Redis Ziplist

What is a ziplist?

A ziplist is a specialized data structure used in Redis, an in-memory data storage system. It is designed to efficiently store a sequence of small-sized elements, such as strings, integers, or floating-point numbers.

A ziplist is a compressed list representation that optimizes memory usage and provides efficient access to elements. It achieves this by using a sequential layout where the elements are stored one after another in a compact format. This eliminates the need for separate memory allocations and reduces memory overhead.

The structure of a ziplist consists of a series of entries. Each entry represents an element and contains the following components:

Prevlen: This field stores the length of the previous entry. It allows for efficient traversal in both forward and backward directions within the ziplist.
Entrylen: This field stores the length of the current entry.
Content: This field contains the actual data of the element, such as a string, integer, or floating-point value.

The elements in a ziplist are stored consecutively, which means there are no pointers or additional metadata between them. This compact representation reduces memory overhead compared to other data structures, such as linked lists, which require extra memory for pointers and metadata.

Ziplists also provide efficient access to elements by allowing direct indexing.

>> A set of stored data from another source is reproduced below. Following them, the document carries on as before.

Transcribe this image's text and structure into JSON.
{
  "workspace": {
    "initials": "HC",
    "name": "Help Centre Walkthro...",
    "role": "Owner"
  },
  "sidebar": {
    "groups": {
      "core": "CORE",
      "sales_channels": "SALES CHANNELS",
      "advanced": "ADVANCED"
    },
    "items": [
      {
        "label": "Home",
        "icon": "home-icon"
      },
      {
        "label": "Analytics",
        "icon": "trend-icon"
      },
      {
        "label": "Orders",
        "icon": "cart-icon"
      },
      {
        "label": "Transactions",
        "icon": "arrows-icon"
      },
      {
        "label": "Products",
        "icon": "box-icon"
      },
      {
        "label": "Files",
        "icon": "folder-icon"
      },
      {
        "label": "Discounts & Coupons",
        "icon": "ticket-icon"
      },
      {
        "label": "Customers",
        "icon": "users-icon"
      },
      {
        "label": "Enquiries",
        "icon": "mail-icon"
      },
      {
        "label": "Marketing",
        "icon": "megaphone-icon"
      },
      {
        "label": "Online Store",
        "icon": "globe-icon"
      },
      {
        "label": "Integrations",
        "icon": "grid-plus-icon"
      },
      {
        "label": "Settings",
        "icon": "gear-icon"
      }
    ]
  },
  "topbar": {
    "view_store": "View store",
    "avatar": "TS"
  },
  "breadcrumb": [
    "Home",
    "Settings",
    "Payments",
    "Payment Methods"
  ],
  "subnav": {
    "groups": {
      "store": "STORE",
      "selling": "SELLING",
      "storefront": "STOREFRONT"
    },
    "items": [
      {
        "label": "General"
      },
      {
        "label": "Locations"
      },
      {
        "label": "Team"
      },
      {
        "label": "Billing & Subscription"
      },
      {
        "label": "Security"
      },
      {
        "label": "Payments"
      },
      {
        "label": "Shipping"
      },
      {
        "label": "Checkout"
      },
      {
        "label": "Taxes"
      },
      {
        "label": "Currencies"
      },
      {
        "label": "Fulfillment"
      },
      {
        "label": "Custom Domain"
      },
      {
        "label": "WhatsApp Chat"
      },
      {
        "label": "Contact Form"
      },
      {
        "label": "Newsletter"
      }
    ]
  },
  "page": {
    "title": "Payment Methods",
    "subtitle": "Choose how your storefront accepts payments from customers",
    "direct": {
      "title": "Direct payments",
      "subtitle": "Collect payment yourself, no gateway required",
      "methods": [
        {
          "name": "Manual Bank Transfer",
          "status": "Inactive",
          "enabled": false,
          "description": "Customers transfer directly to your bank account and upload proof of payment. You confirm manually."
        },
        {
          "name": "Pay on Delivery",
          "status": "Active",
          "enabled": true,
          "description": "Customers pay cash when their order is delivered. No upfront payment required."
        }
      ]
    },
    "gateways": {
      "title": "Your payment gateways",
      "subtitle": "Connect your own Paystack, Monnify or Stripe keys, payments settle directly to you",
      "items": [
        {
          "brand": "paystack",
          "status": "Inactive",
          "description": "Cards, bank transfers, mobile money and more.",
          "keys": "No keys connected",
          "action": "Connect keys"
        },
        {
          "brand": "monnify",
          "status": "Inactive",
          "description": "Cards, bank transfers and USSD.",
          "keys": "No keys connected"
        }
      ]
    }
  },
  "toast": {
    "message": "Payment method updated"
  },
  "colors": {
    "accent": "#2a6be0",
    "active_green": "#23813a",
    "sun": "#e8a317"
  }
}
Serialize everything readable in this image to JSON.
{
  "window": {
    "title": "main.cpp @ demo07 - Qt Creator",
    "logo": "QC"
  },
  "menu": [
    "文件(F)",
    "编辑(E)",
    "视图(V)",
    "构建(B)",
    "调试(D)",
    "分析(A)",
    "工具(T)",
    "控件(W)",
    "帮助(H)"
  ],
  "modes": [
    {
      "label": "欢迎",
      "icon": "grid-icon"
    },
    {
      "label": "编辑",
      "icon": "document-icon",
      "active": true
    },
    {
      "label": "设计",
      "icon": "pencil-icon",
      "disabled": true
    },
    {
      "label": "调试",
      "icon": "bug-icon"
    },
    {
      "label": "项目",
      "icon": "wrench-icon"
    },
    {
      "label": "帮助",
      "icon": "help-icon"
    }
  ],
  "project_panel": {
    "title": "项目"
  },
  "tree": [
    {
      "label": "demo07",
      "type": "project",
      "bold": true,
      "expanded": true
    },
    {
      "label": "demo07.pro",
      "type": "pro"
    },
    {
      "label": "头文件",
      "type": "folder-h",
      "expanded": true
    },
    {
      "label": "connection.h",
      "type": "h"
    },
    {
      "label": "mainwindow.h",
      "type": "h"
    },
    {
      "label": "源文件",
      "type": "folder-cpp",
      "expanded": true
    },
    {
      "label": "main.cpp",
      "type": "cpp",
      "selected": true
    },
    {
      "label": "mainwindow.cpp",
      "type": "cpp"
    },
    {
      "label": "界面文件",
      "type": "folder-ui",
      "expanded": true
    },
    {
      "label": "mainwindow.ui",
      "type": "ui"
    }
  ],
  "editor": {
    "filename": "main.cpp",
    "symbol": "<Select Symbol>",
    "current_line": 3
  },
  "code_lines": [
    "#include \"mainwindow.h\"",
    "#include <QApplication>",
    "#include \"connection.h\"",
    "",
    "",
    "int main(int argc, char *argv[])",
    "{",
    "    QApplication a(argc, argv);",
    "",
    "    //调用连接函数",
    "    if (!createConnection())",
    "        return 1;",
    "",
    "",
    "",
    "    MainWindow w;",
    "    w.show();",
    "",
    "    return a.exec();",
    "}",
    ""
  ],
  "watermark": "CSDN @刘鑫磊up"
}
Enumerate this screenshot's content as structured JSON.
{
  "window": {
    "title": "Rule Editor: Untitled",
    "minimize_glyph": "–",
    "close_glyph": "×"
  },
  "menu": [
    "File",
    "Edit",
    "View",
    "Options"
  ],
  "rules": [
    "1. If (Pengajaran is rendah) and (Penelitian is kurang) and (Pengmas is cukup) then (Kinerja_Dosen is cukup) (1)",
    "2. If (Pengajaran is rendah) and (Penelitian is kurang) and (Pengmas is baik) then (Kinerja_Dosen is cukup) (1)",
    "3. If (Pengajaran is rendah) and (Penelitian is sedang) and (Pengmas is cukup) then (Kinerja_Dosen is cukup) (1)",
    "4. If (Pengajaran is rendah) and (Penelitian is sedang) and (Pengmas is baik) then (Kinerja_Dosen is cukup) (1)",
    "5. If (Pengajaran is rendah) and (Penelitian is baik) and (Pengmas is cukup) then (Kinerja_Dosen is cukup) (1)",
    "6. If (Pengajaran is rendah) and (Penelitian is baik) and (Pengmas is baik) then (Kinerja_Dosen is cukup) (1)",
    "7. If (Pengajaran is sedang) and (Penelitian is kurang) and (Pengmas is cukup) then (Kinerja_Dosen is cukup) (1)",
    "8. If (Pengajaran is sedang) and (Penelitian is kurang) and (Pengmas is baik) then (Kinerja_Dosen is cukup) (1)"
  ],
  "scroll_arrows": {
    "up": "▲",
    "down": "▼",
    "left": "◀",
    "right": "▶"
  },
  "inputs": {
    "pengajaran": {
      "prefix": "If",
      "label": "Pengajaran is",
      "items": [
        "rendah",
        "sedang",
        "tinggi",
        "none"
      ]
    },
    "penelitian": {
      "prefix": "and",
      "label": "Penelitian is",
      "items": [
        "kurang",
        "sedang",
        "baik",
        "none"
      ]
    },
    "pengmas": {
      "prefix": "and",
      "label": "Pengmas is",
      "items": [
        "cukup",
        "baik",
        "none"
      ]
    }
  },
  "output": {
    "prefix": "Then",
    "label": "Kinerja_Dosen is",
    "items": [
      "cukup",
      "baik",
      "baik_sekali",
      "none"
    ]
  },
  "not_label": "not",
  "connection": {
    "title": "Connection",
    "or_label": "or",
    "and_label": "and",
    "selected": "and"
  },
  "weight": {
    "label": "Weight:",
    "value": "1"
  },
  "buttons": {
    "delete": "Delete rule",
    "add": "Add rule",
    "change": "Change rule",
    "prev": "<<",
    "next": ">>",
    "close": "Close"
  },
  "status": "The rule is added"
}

Since the elements are stored sequentially, accessing an element at a specific index can be done in constant time. This is particularly useful when retrieving elements by their position or performing range-based operations.

Redis automatically switches between ziplist and other data structures, such as linked lists or hash tables, based on certain criteria. The decision to use ziplists depends on factors like the number of elements and their sizes. Redis provides configuration options to control the threshold values for switching between different representations.

Redis Ziplist Best Practices

To gain an understanding of the potential efficiency of ziplists, let’s examine the basic structure known as a LIST. In a typical doubly linked list, nodes represent each value in the list. These nodes contain pointers to the previous and next nodes, along with a pointer to the string within the node. Each string value is stored as three parts: an integer indicating the length, an integer denoting the number of remaining free bytes, and the string itself followed by a null character. Figure 9.1 provides an example of this structure, showcasing the string values “one,” “two,” and “ten” as part of a larger linked list.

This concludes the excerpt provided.